How to Specify 6061 Aluminum Correctly
When ordering aluminum for CNC machining or production, do not specify only “6061 aluminum.” Include the temper, product form, thickness, standard, and certification requirements.
A clear material callout may look like:
Aluminum 6061-T651 plate, thickness 25 mm, mill certificate required
or:
Aluminum 6061-T6 bar stock, anodized clear after machining
For precision parts, also specify:
- Flatness requirement
- Tolerance class
- Surface finish requirement
- Grain direction if relevant
- Heat treatment or certification standard
- Anodizing or coating requirement
- Critical inspection dimensions
Clear specifications help prevent material substitutions that may affect machining stability and final part quality.
Which Is Better: 6061-T6 or 6061-T651?
Neither temper is always better. The right choice depends on your part.
6061-T6 is better when you need a strong, versatile, widely available, cost-effective aluminum for general machining or structural applications.
6061-T651 is better when you need better dimensional stability, reduced warping, and more predictable results during CNC machining.
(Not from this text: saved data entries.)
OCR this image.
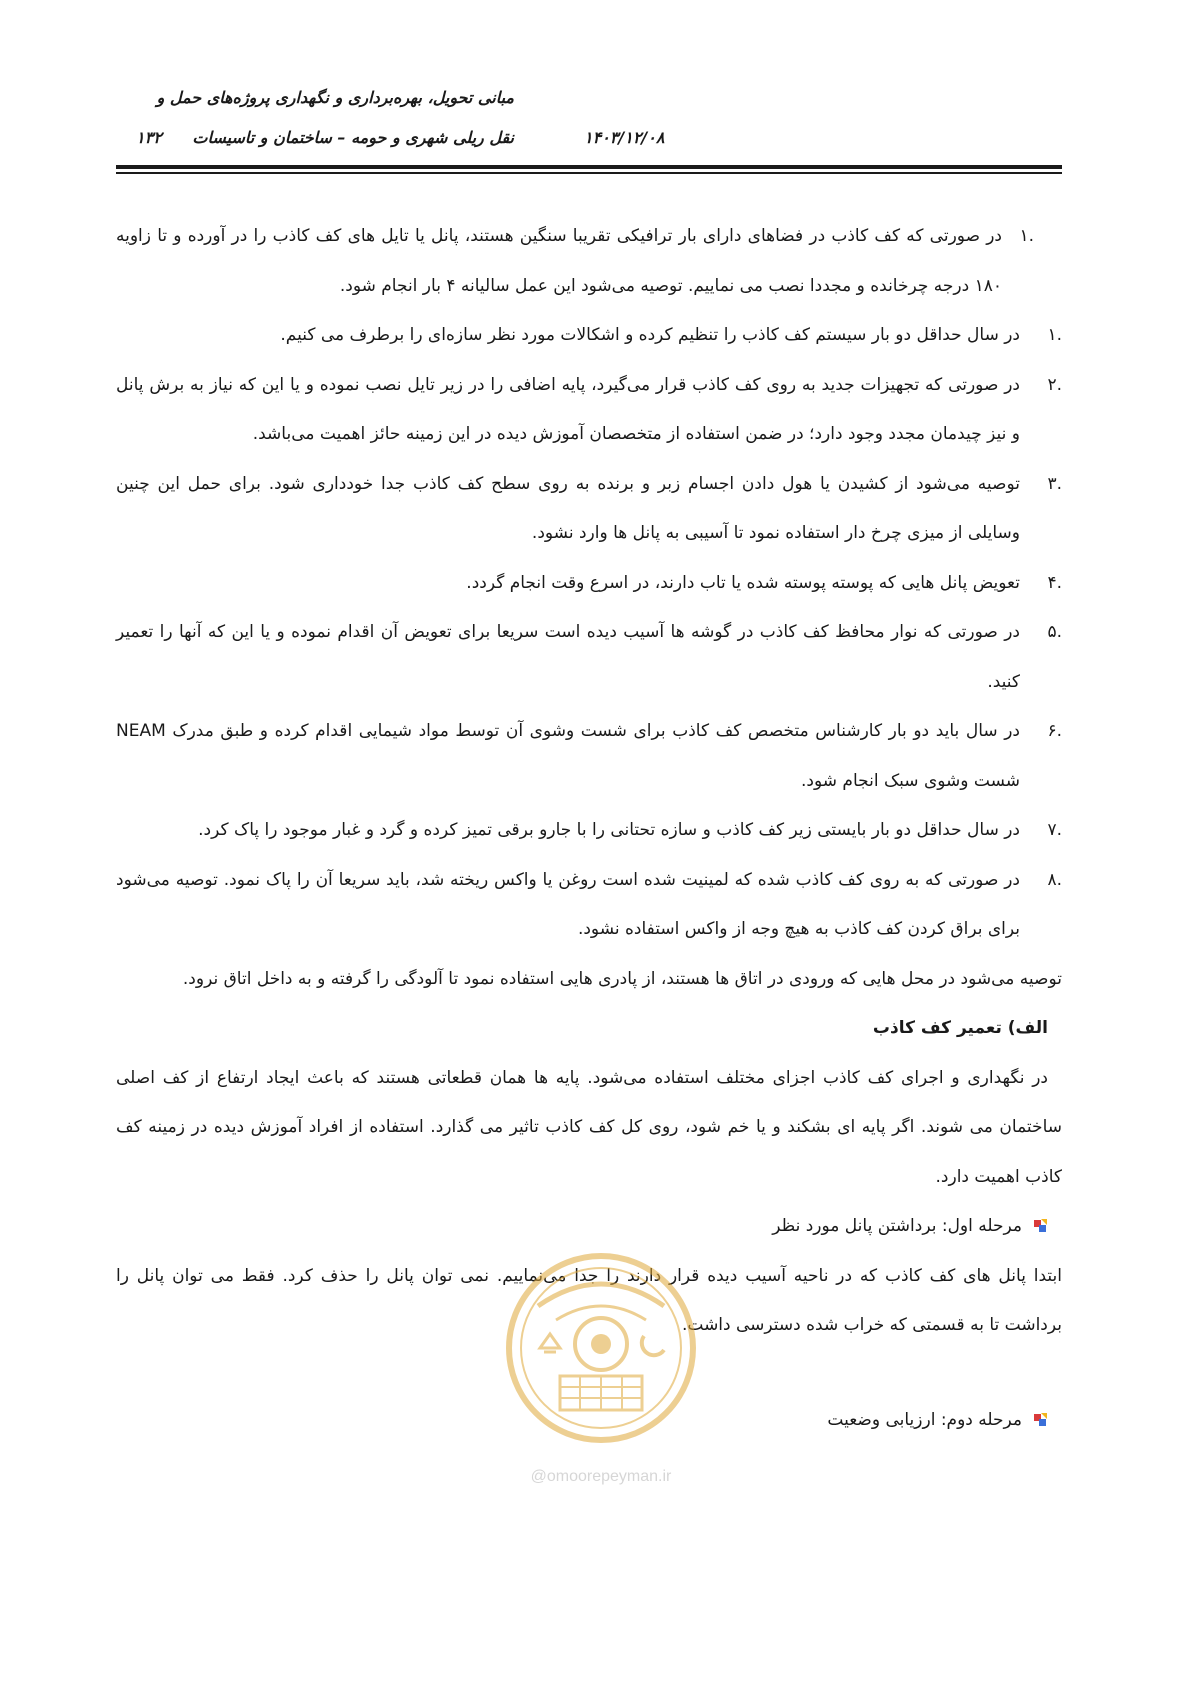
مبانی تحویل، بهره‌برداری و نگهداری پروژه‌های حمل و
نقل ریلی شهری و حومه – ساختمان و تاسیسات	۱۴۰۳/۱۲/۰۸
۱۳۲
.۱
در صورتی که کف کاذب در فضاهای دارای بار ترافیکی تقریبا سنگین هستند، پانل یا تایل های کف کاذب را در آورده و تا زاویه ۱۸۰ درجه چرخانده و مجددا نصب می نماییم. توصیه می‌شود این عمل سالیانه ۴ بار انجام شود.
.۱
در سال حداقل دو بار سیستم کف کاذب را تنظیم کرده و اشکالات مورد نظر سازه‌ای را برطرف می کنیم.
.۲
در صورتی که تجهیزات جدید به روی کف کاذب قرار می‌گیرد، پایه اضافی را در زیر تایل نصب نموده و یا این که نیاز به برش پانل و نیز چیدمان مجدد وجود دارد؛ در ضمن استفاده از متخصصان آموزش دیده در این زمینه حائز اهمیت می‌باشد.
.۳
توصیه می‌شود از کشیدن یا هول دادن اجسام زبر و برنده به روی سطح کف کاذب جدا خودداری شود. برای حمل این چنین وسایلی از میزی چرخ دار استفاده نمود تا آسیبی به پانل ها وارد نشود.
.۴
تعویض پانل هایی که پوسته پوسته شده یا تاب دارند، در اسرع وقت انجام گردد.
.۵
در صورتی که نوار محافظ کف کاذب در گوشه ها آسیب دیده است سریعا برای تعویض آن اقدام نموده و یا این که آنها را تعمیر کنید.
.۶
در سال باید دو بار کارشناس متخصص کف کاذب برای شست وشوی آن توسط مواد شیمایی اقدام کرده و طبق مدرک NEAM شست وشوی سبک انجام شود.
.۷
در سال حداقل دو بار بایستی زیر کف کاذب و سازه تحتانی را با جارو برقی تمیز کرده و گرد و غبار موجود را پاک کرد.
.۸
در صورتی که به روی کف کاذب شده که لمینیت شده است روغن یا واکس ریخته شد، باید سریعا آن را پاک نمود. توصیه می‌شود برای براق کردن کف کاذب به هیچ وجه از واکس استفاده نشود.

توصیه می‌شود در محل هایی که ورودی در اتاق ها هستند، از پادری هایی استفاده نمود تا آلودگی را گرفته و به داخل اتاق نرود.

الف) تعمیر کف کاذب

در نگهداری و اجرای کف کاذب اجزای مختلف استفاده می‌شود. پایه ها همان قطعاتی هستند که باعث ایجاد ارتفاع از کف اصلی ساختمان می شوند. اگر پایه ای بشکند و یا خم شود، روی کل کف کاذب تاثیر می گذارد. استفاده از افراد آموزش دیده در زمینه کف کاذب اهمیت دارد.

مرحله اول: برداشتن پانل مورد نظر

ابتدا پانل های کف کاذب که در ناحیه آسیب دیده قرار دارند را جدا می‌نماییم. نمی توان پانل را حذف کرد. فقط می توان پانل را برداشت تا به قسمتی که خراب شده دسترسی داشت.

مرحله دوم: ارزیابی وضعیت

@omoorepeyman.ir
For simple parts, T6 is usually enough. For tight-tolerance machined plates or parts with heavy material removal, T651 is often the better engineering choice.
Quick Selection Guide
| Requirement | Recommended Temper |
|---|---|
| Lowest material cost | 6061-T6 |
| General CNC machining | 6061-T6 |
| Structural brackets | 6061-T6 |
| Precision milled plate | 6061-T651 |
| Large flat component | 6061-T651 |
| Thin-walled machined part | 6061-T651 |
| Heavy material removal | 6061-T651 |
| Tight flatness requirement | 6061-T651 |
| Better dimensional stability | 6061-T651 |
| Simple prototype | 6061-T6 |
| Aerospace fixture or tooling | 6061-T651 |
Conclusion
Aluminum 6061-T6 and 6061-T651 are closely related tempers of the same 6061 alloy. They share similar strength, corrosion resistance, weldability, and general mechanical properties. The key difference is that 6061-T651 is stress-relieved by stretching, which reduces residual stress and improves dimensional stability during machining.
For general-purpose machined parts, 6061-T6 is a reliable and economical choice. For precision CNC machining, large plates, thin-walled components, or parts that must maintain tight flatness and tolerance, 6061-T651 is usually the better option.